Patricia Cronin Exhibits Bodies and Soul at Conner Contemporary Art

February 7, 2012

Already boasting trendy restaurants, hipster bars and indoor mini-golf, H Street is giving residents yet another reason to visit the NE neighborhood this month. February 4 – March 10, Conner Contemporary Art is hosting Patricia Cronin’s Bodies and Soul exhibit – the artist’s first solo exhibition in the District.

Hosting Cronin’s exhibit in D.C., however, bears more significance than it simply being the NY-based artist’s first solo display in the city. This is because the focus of the exhibit, a sculpture titled Memorial to a Marriage, sends a very powerful political message at the height of a presidential election year. 

The near-life size bronze sculpture, cast after a funerary portrait Cronin created in 2002, depicts the artist and her life mate tangled in a sleeping embrace. The tomb-like piece represents the frustrations Cronin and many others felt (and still feel) over two women not being able to marry. In describing the piece upon completion in 2002, Cronin explained, “I’m resolved: If I can’t have it in life, I’m going to have it in death.”

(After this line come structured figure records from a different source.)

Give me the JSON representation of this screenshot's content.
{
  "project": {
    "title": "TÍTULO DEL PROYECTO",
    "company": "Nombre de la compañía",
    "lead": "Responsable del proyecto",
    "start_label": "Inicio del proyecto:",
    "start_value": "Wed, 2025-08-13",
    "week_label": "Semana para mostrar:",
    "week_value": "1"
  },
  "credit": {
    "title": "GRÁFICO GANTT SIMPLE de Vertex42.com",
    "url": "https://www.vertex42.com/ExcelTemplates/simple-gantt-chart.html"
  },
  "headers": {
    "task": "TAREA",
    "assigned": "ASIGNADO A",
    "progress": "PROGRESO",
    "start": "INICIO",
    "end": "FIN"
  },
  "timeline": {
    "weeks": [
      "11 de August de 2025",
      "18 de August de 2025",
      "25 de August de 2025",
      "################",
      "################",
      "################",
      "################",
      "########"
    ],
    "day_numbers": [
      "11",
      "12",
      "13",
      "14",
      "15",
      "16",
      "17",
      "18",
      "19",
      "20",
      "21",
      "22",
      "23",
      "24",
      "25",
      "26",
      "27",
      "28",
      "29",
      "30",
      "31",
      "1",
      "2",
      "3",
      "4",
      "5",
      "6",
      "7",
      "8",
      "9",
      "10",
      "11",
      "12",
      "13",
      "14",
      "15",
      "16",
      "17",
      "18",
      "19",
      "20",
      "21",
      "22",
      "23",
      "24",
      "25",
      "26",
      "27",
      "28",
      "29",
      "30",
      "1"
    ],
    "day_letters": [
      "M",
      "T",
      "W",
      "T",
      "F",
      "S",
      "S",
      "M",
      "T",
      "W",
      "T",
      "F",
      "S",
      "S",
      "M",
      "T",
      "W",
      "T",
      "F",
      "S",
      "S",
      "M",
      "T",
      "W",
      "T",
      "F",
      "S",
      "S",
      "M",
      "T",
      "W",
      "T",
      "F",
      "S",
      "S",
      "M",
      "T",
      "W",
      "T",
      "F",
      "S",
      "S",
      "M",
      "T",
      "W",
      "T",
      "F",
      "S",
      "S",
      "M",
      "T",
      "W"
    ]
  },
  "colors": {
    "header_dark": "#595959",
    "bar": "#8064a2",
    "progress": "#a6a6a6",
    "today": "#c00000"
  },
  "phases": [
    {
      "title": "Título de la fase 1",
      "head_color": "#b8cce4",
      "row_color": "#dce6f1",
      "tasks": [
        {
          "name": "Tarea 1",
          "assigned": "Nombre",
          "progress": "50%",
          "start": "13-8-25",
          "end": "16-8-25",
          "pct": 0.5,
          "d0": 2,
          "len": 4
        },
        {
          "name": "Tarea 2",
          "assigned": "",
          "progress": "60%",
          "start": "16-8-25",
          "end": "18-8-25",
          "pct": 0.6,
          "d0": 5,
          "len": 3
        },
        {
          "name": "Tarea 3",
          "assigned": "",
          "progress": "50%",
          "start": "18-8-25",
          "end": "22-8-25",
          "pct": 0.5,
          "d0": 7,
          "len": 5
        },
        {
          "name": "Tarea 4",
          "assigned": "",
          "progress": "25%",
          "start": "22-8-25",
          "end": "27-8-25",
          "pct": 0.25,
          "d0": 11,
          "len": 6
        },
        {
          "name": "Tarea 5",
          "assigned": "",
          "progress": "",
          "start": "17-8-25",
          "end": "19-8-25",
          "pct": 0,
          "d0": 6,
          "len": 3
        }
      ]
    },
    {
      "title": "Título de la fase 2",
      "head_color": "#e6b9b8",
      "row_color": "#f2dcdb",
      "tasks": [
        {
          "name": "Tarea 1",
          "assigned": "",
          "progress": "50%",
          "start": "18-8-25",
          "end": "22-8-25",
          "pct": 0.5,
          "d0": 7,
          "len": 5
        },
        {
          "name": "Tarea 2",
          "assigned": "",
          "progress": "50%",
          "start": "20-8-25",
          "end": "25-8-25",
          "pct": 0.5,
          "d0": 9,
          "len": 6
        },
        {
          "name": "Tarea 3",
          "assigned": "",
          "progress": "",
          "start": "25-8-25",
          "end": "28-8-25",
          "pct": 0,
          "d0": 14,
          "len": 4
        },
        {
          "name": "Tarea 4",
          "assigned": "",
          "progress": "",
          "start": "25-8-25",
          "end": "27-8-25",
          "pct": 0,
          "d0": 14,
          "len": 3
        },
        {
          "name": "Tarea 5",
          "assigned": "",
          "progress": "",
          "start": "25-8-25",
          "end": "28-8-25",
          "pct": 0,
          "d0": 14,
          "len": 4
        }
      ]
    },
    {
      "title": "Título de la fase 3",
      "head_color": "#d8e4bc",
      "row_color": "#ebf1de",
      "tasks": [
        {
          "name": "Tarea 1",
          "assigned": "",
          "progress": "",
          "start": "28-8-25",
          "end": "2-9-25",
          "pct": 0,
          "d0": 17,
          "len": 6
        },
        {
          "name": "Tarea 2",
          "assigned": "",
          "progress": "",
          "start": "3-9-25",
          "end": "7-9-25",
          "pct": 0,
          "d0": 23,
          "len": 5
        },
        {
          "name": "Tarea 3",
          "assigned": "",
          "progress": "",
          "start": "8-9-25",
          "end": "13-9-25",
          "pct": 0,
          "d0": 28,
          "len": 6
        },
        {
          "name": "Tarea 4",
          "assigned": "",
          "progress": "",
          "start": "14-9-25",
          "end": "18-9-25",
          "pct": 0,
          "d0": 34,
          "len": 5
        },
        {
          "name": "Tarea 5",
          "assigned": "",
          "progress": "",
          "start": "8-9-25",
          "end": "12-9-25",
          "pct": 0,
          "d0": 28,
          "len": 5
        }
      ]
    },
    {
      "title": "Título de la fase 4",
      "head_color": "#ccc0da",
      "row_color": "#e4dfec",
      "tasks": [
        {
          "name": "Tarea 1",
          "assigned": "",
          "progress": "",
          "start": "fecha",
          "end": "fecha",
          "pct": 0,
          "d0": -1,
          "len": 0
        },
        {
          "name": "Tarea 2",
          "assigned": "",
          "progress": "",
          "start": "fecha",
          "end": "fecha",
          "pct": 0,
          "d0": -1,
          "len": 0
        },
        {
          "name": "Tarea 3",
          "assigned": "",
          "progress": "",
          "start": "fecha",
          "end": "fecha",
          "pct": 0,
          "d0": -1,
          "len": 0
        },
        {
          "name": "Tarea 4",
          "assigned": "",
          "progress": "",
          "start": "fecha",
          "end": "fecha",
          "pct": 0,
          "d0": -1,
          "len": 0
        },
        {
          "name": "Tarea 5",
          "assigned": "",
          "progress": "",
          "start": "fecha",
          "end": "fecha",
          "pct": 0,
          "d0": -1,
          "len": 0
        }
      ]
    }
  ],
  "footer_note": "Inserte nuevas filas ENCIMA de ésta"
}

Not predicting that the law would change (in some states, at least) within a decade from completing her piece, Cronin says, “What started out as political art turned out to be prophetic. It is now really a Memorial to a Marriage.”

Even though gay marriage is legal in D.C., only six other states in the nation allow women and men to marry another person of the same sex. This election year, gay rights remain an important social and political issue. Therefore, exhibiting Cronin’s art in the nation’s capital sends a message calling for continued change and a reminder of frustration shared by many.

When discussing Memorial to a Marriage during the opening reception on Saturday night, Cronin explained the irony in the medium she chose. “Bronze is so masculine… but the piece, overall, is very feminine.” 

Both the masculine and feminine qualities of the sculpture are evident upon first glance. The flowing locks of curly bronze hair, the whimsically folded sheets and two curvy bodies locked in an embrace lie in contrast to the hard, cold bronze medium and the realistic element of the piece caused by the effects of gravity when the bronze was poured.

Ultimately, the piece flawlessly combines beautiful aesthetics with the inherent symbolic messages of love, frustrations with political obstacles and hope in changing times.